RALEIGH — North Carolina still doesn’t have solid information on how well school-based driver education classes prepare young motorists to operate a car or whether state funding for the programs is well spent, according to a report presented to legislators Wednesday.
The General Assembly’s Program Evaluation Division examined how the Department of Public Instruction responded to a 2011 law requiring more central oversight of driver education. About 100,000 students annually take classroom and behind-the-wheel instruction at high schools to obtain a training certificate that’s a prerequisite to obtaining a learner’s permit, according to DPI.
Before 2011, there were no driver’s ed curriculum requirements. There were complaints that too many certified students were failing a sign and knowledge test the Division of Motor Vehicles also required before issuing their permits. Of 1 million student tests administered by DMV from the 2007-08 to 2012-13 fiscal years, 46 percent didn’t get passing grades, according to data released Wednesday.
“A failure rate of 46 percent is unacceptable,” division director John Turcotte told legislators hearing the report.
The division, the legislature’s government watchdog agency, found the 2011 law has been mostly implemented but the department has yet to institute performance indicators or collect complete data on program spending. For example, lawmakers allocated $26.1 million to the 115 school districts this fiscal year, but DPI doesn’t collect sufficient numbers on other sources districts spent on the program.
Program goals have been set, but measurable objectives “would allow the driver education community to determine if the goal has been accomplished, and to what extent accomplishment improves the ability of teens to safely and efficiently operate a motor vehicle,” the report said. It suggested comparing accident and citation data for young drivers who took driver’s education and those who didn’t.
Teenagers who don’t participate in driver education in high school can obtain a license without formal training when they turn 18. Like all motorists, they still must pass a road test to obtain a permanent license.
The Department of Public Instruction said it intends to have performance measures in place by August to update a strategic plan already approved by the State Board of Education.
“DPI is committed to providing a superior driver education program,” Reginald Flythe, the department’s driver education consultant, told committee members.
The number of students taking DMV tests also has apparently declined. The number of tests administered fell from 191,000 in 2011-12 to about 126,000 the following year, when the testing failure rate also declined to 33 percent.
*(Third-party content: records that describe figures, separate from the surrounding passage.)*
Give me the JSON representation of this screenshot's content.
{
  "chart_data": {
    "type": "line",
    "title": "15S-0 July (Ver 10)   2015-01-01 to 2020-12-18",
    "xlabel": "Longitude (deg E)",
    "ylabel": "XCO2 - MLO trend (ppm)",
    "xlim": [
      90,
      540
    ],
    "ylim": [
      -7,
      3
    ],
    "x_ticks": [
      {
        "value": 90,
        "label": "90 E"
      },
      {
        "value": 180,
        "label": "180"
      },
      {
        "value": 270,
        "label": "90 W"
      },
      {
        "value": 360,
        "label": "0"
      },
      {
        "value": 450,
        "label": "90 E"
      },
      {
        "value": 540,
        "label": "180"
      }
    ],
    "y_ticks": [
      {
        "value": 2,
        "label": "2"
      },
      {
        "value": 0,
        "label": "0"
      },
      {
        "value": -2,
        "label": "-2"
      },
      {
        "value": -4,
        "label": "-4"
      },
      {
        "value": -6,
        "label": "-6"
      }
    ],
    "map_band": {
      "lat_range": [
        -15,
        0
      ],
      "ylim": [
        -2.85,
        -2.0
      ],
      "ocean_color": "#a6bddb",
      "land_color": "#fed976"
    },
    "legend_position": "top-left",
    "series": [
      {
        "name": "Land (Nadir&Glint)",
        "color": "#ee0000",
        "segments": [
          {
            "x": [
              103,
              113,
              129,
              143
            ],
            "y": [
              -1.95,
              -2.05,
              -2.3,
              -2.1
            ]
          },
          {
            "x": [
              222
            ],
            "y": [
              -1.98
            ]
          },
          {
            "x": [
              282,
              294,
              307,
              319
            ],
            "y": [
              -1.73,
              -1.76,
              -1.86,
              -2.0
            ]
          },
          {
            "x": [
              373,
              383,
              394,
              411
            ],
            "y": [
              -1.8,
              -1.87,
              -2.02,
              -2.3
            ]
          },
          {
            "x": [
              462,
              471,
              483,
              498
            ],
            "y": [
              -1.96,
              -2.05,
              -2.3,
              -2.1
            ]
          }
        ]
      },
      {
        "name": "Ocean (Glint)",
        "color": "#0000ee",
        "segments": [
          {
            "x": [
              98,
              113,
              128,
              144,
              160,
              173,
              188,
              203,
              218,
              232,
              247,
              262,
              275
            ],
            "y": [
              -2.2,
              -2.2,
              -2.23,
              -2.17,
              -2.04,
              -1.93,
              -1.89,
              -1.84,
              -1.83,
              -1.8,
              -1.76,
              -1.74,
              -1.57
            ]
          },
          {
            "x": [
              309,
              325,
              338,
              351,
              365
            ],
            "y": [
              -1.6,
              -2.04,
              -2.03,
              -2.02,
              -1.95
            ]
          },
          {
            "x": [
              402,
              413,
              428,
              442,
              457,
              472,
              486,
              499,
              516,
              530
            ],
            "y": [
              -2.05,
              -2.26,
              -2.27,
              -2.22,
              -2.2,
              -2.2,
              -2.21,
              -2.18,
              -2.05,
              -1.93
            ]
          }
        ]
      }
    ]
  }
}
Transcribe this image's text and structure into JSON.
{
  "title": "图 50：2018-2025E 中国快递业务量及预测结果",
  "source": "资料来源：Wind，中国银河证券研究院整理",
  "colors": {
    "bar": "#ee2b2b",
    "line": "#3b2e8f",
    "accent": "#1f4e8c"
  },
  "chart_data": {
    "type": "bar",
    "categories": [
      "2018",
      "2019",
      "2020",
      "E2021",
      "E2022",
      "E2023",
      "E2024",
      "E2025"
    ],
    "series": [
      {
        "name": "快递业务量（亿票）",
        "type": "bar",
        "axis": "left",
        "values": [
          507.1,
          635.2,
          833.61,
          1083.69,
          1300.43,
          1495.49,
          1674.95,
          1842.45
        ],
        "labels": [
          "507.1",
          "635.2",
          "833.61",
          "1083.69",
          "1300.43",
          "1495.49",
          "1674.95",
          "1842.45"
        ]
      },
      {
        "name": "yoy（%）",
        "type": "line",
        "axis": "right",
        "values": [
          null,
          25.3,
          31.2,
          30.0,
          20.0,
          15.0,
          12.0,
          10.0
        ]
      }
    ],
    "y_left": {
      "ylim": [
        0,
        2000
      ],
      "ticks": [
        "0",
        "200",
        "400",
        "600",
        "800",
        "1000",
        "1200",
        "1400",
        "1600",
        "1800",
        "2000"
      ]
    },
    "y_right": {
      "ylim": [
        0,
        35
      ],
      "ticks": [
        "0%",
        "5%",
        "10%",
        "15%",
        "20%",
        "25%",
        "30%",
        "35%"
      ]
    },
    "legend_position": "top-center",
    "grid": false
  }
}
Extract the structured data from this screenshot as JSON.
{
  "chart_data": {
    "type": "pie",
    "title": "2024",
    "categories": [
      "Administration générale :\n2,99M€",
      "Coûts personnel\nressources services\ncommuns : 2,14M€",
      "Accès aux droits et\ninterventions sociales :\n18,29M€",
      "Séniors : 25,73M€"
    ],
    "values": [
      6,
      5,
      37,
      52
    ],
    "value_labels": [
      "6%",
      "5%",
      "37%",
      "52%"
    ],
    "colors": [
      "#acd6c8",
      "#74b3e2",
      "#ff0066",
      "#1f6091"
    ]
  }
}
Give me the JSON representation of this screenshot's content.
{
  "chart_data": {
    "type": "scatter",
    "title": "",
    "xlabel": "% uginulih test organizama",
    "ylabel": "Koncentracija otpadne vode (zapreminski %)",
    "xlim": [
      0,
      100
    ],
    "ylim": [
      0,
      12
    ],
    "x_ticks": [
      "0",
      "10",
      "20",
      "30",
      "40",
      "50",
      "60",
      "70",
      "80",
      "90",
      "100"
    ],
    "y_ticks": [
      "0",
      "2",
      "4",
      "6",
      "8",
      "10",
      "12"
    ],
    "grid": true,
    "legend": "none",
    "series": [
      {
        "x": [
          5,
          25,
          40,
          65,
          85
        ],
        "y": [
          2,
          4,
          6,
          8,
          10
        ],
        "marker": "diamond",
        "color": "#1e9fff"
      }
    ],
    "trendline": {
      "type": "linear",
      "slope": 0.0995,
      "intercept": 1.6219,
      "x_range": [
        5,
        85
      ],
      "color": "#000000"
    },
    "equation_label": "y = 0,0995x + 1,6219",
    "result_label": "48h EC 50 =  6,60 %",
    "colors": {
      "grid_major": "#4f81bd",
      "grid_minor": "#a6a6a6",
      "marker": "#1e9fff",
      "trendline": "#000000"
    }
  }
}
The reductions came as the General Assembly allowed local school districts to charge a driver education fee — now capped at $55 per student — to help pay for the program. Turcotte speculated the fee dissuaded students who were lukewarm about driving from taking driver’s ed. DPI also suggested the decline might stem from the poor economy, parental driving and the availability of social media for teens to connect with friends.
“These students are just not engaged in the driving process,” said Rep. Becky Carney, D-Mecklenburg, who counts her two 16-year-old granddaughters among with those with no interest in driving for now.
From 1999 to 2010, North Carolina’s rate for traffic fatalities among people ages 15-18 was higher than the rate in 31 other states, according to the report. Teen fatality and injury rates have fallen substantially over the past 15 years, but the state’s teen fatality rate hasn’t declined compared to those in other states, the report said.
North Carolina’s three-step graduated licensing program requires a 15-year-old to receive at least 18 months of varying levels of supervised instruction behind the wheel before qualifying for a full provisional license.
The report listed some recommendations, which will be considered next month by a General Assembly oversight committee.